The city of Durango is considering asking voters to approve a tax increase in November to address a looming budget shortfall and pay for major construction projects.
The city expects a budget deficit of about $100,000 starting in 2020, which is expected to grow annually unless more money is raised or cuts are made. Without budget cuts or tax increases, by 2027, the annual gap between revenues and expenses for city operations would be about $2.3 million, data show.
The deficit is specific to the city’s general tax collections, which pay for police, 911 communications, city streets, city planning and other services. Services such as water, sewer, trash and recycling are paid for through monthly utility bills.
Councilors reviewed options for increasing taxes this week but did not come to consensus on a tax increase to pursue. They praised city staff for holding extensive public meetings ahead of a potential ballot question.
“This is really, really good to get aggressively in front of it,” Councilor Dean Brookie said.
Several councilors seemed to support putting a question on the November ballot and not waiting for 2019, when it could compete with a statewide ballot question to fund transportation.
“It behooves us to not be on the 2019 ballot,” Councilor Dick White said.
In addition to an operational shortfall, the city has a long list of construction projects. It needs a new $19 million police station, $2 million annually for street maintenance, between $3 million and $4 million a year for street reconstruction and between $750,000 and $1 million annually for storm-water infrastructure construction.
In addition to the new police station, the city estimates it needs $15 million to upgrade other buildings. For example, if the city built a new police station, the existing station could be renovated and used as a city hall annex that would replace River City Hall near Camino del Rio and west 12th Street.
The city estimates it needs $8.6 million to $10 million annually to cover the operational shortfall and needed construction.
Voters could be asked to increase sales taxes, property taxes or a combination of both, Assistant City Manager Amber Blake said.
If voters increased property taxes by 8 mills, that would raise an additional $4.35 million a year for the city. The owner of a home with an assessed value of $350,000 would pay $222 more a year in property taxes.

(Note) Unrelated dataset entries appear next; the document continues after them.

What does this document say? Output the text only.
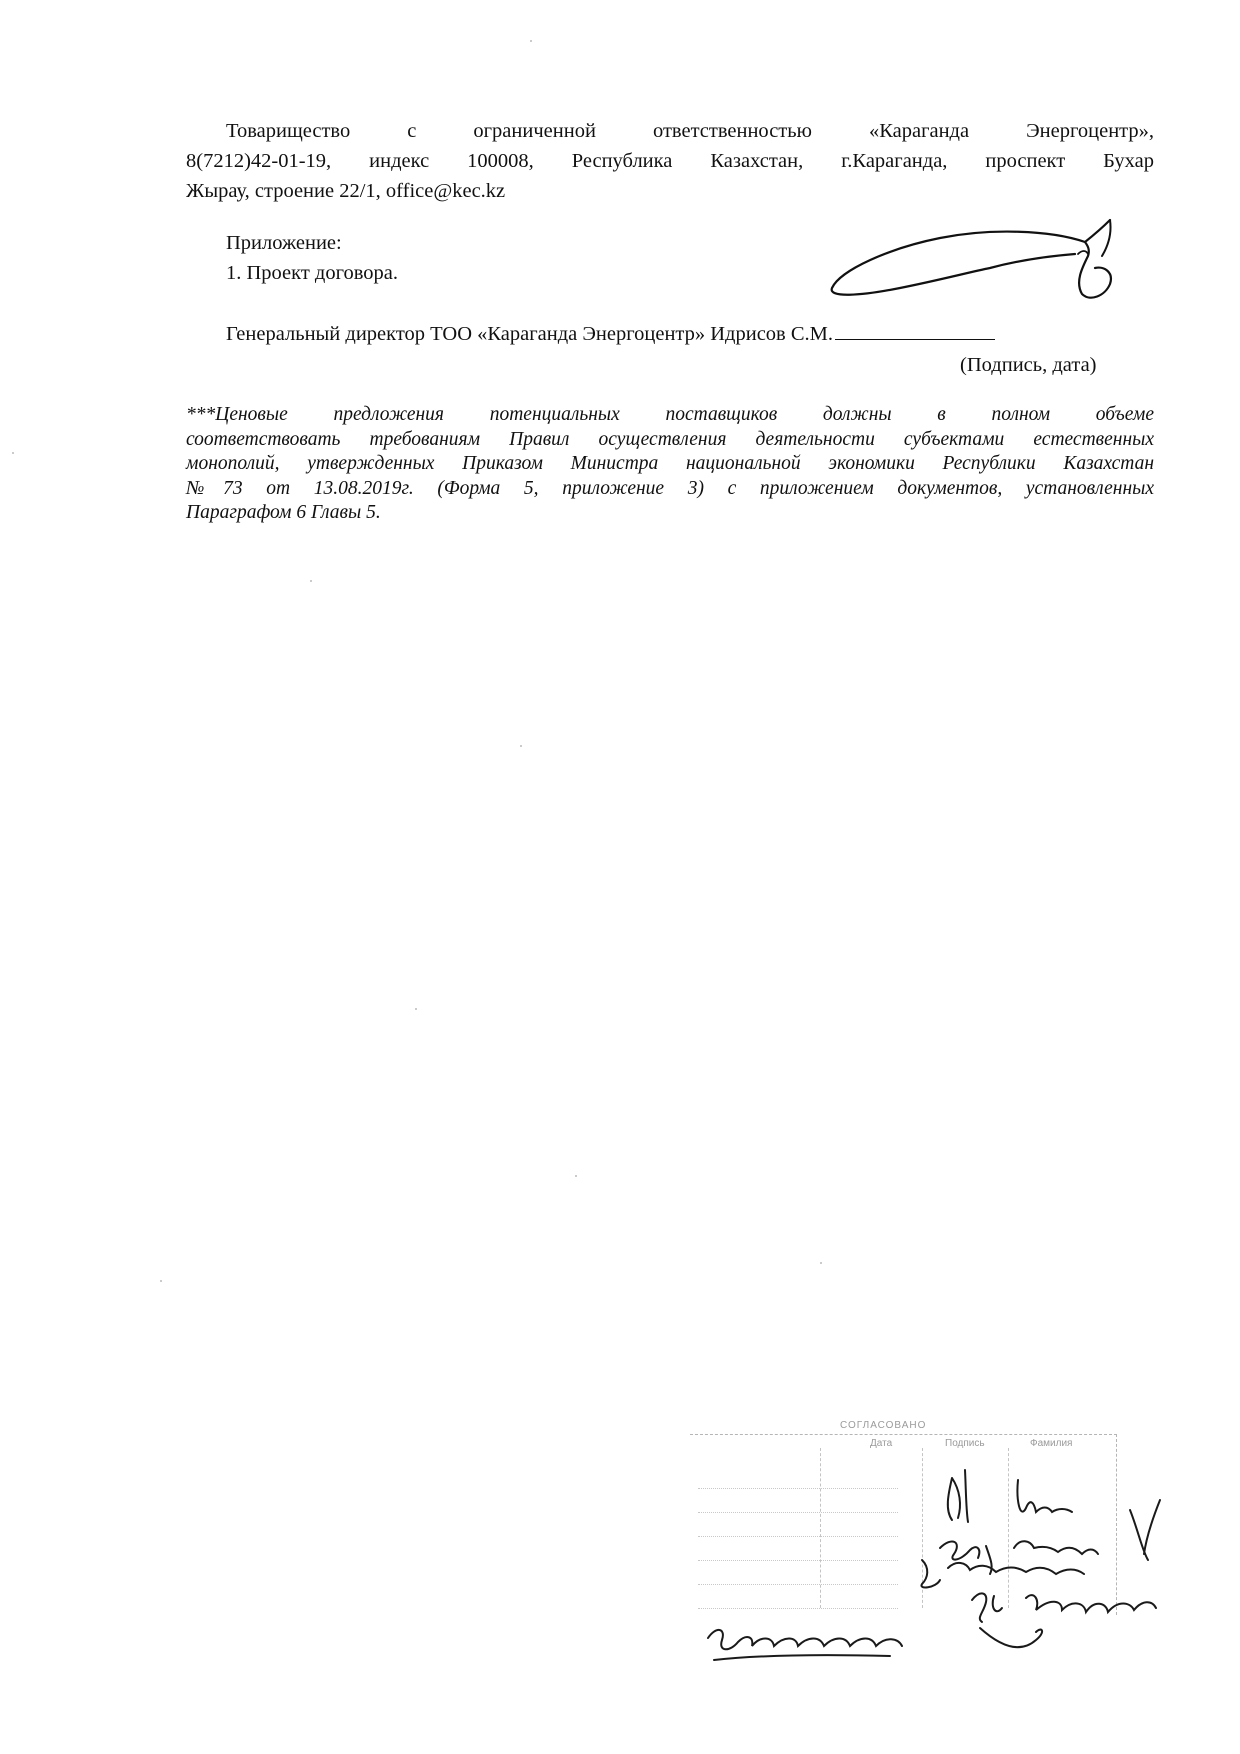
Товарищество с ограниченной ответственностью «Караганда Энергоцентр»,
8(7212)42-01-19, индекс 100008, Республика Казахстан, г.Караганда, проспект Бухар
Жырау, строение 22/1, office@kec.kz
Приложение:
1. Проект договора.
Генеральный директор ТОО «Караганда Энергоцентр» Идрисов С.М.
(Подпись, дата)
***Ценовые предложения потенциальных поставщиков должны в полном объеме
соответствовать требованиям Правил осуществления деятельности субъектами естественных
монополий, утвержденных Приказом Министра национальной экономики Республики Казахстан
№73 от 13.08.2019г. (Форма 5, приложение 3) с приложением документов, установленных
Параграфом 6 Главы 5.
СОГЛАСОВАНО
Дата	Подпись	Фамилия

A property tax increase of 16 mills would raise an additional $8.7 million a year. The owner a home with a value of $350,000 would pay $444 more in property taxes.
A 1-cent sales tax increase would raise about $8.3 million a year. Shoppers would pay an additional $1 in taxes on a $100 purchase. A half-cent sales tax increase would raise about $4.15 million and shoppers would pay an additional 50 cents on a $100 bill.
Durango shoppers currently pay 7.9 percent in sales tax, which includes state, county and city tax collections. The city’s portion is 3 percent. Mayor Sweetie Marbury expressed reluctance to raise it.
“I don’t want to drive anybody down to Farmington to shop,” she said.
To better understand what the public is willing to pay for and what residents value, the city started an engagement process in March. The city has held two large forums, 48 workshops and collected more than 4,000 comments.
The main message was: “We want you to maintain what we have,” Blake said.
Residents also expressed a willingness to pay for transit, trails, street maintenance, public safety and Sunday hours at Durango Public Library, among other items.
Residents also expressed a willingness to cut funding in certain areas, including Durango Government TV the city’s social media presence, public art, Lake Nighthorse and other services.
But some of the items residents suggested for the chopping block are not huge expenses for the city. The city budgeted $24,135 for public art in the 2018 budget. The city’s TV and social media services cost less than $8,000.
Residents also asked the city to examine ways for programs to be funded through user fees when possible.
For example, the city could stop subsidizing spring and fall cleanup and increase the monthly fee for the cleanups from $1.50 to $3. The city could also end one of the two annual cleanups.
The city is about halfway through its public engagement process and expects to hold two more large community forums and send out a statistically valid survey to help gauge what kind of tax increase residents would find palatable, Blake said.
City Council has until September to decide whether to place a tax increase on the ballot. It is scheduled to revisit the issue during a work session later this month, Blake said.